Round The World and other travels

A frequent flyer's collection of trip diaries

This is: African Contrasts 2015

A taste of Addis

ABOVE: Sunday morning in Addis Ababa

Sunday, our last full day in East Africa, dawned bright and sunny. There was no great imperative to be up and about, and in due course we enjoyed a leisurely but light breakfast at the hotel, with the aim of ensuring that we kept our appetites relatively intact for the main business of the day: a 3-4hr organised food tour starting later in the morning and stretching well into the afternoon. We had already chalked up several memorable experiences of this nature in various other parts of the world, and so were looking forward to discovering more about the culture and cuisine of Ethiopia.

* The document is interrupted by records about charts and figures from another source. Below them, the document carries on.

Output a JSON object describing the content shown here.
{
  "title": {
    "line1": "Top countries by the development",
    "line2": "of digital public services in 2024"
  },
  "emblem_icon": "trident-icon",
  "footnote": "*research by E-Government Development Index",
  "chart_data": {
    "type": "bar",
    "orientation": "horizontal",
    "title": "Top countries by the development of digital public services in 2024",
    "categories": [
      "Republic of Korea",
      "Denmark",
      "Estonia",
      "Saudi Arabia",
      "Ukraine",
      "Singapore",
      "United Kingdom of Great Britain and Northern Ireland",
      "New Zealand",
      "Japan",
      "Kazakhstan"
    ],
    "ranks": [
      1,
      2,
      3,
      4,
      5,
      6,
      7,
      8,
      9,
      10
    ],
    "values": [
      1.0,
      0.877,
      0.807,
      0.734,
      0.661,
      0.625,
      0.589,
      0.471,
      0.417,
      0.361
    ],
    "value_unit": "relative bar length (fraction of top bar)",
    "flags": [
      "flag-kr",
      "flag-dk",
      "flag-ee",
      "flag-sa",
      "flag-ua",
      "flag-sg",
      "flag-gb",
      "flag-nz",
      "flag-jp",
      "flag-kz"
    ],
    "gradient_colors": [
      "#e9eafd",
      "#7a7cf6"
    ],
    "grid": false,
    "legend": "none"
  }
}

Having signed up for the tour with a company called Addis Eats prior to departure from the UK, we set out by taxi just before 11am to meet up with our tour leader and any other participants at the Oh Canada café, bar and restaurant on Mickey Leland Street. Our guide soon arrived, as did the one other tour member, making for a neat little group of two males and two females. Our guide explained that, while this was normally a walking tour, she would be driving us around on this occasion; the reason was that this was an election day in Ethiopia and apparently there was a great deal of sensitivity over the possible presence of uninvited foreign observers. One of the lounge attendants at the Hilton had actually been chatting to us about this matter the previous evening, even suggesting that we should consider confining ourselves to the hotel on Sunday! Our guide, who had lived in Ethiopia for several years, clearly knew what she was doing, however, and the risk seemed minimal as long as we avoided coming into close proximity to any polling station.

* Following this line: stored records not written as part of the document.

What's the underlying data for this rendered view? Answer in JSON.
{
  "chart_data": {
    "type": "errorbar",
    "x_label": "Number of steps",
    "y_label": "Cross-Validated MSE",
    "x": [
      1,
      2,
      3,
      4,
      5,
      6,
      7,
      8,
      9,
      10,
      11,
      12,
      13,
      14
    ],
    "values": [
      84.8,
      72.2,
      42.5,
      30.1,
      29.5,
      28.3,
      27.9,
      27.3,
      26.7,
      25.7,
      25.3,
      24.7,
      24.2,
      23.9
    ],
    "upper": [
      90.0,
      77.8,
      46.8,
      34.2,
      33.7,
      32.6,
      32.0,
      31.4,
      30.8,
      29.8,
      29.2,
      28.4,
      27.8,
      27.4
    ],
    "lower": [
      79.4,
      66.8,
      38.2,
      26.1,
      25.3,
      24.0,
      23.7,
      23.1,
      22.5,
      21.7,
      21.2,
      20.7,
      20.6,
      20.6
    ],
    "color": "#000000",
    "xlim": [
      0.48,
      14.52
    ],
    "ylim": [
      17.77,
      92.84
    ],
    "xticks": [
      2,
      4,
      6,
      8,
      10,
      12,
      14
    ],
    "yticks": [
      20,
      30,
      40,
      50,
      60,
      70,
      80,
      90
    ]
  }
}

During our first stop at Oh Canada, we sampled the quintessential Ethiopian staple injera, a type of soft flatbread with a trademark spongy texture and slightly sour taste, which is normally served with various meat sauces. The usual eating technique is to tear off a piece of injera with the right hand, use this to scoop up some sauce and then place both bread and sauce in the mouth. As the sauces are served on top of part of the injera, the bread therefore acts as plate, eating utensil and food.

Our main stop was at the popular and fairly upmarket-looking meat restaurant, Yilma. Although most Ethiopians are committed carnivores and cannot readily relate to vegetarianism, the Ethiopian Orthodox faith requires periods of abstention from meat consumption, somewhat inaccurately referred to as 'fasting'. Our guide said that rather than trying to explain to a waiter that somebody is a vegetarian, we should simply say "He's fasting", this being guaranteed to bring about the desired outcome. Another surprising fact about Ethiopian cuisine is that meat is widely consumed both cooked and raw, and we were each offered this choice. Although I have eaten professionally made Steak Tartare on several occasions and found it to be utterly delicious, I decided that I was really not up for attempting to consume cube-size chunks of raw cow flesh in flatbread. I stuck with the conventional, safe option. Bruce decided to be adventurous and subsequently suffered no ill-effects, despite having just recently recovered from an upset stomach.

Subsequent stops included visits to a fish restaurant (where the diner could be in no possible doubt about what he was eating), a burger & coffee bar (for another traditional coffee ceremony) and a juice bar (where almost everything, edible or otherwise, seemed to be bright green!)

All in all, this tour was another successful and enjoyable example of its type, even if it did try to nudge some of us outside our comfort zone on at least one occasion.

Although our wider trip still had a couple of days to run at this point, the remainder consisted of two fairly standard hotel-based evenings and the journey home. This therefore seems an appropriate time to run down the curtain on our 2015 African adventure. Without a doubt, my favourite destination was magical Zanzibar, with picturesque Stone Town, the island's natural beauty and its intriguing mix of African, Middle Eastern and colonial culture. It had been fun to revisit Kenya, however fleetingly, and the churches of Lalibela had delivered on their promise of being simply astonishing. We probably hadn't given Addis Ababa our best shot, but it wasn't the easiest place to get around in, and in any case, deciding to increase the relaxation content of a holiday is a perfectly acceptable thing to do.

I was more than satisfied with my first visit to East Africa in nearly thirty years and, as ever, will enjoy rekindling the wonderful memories for a long time to come.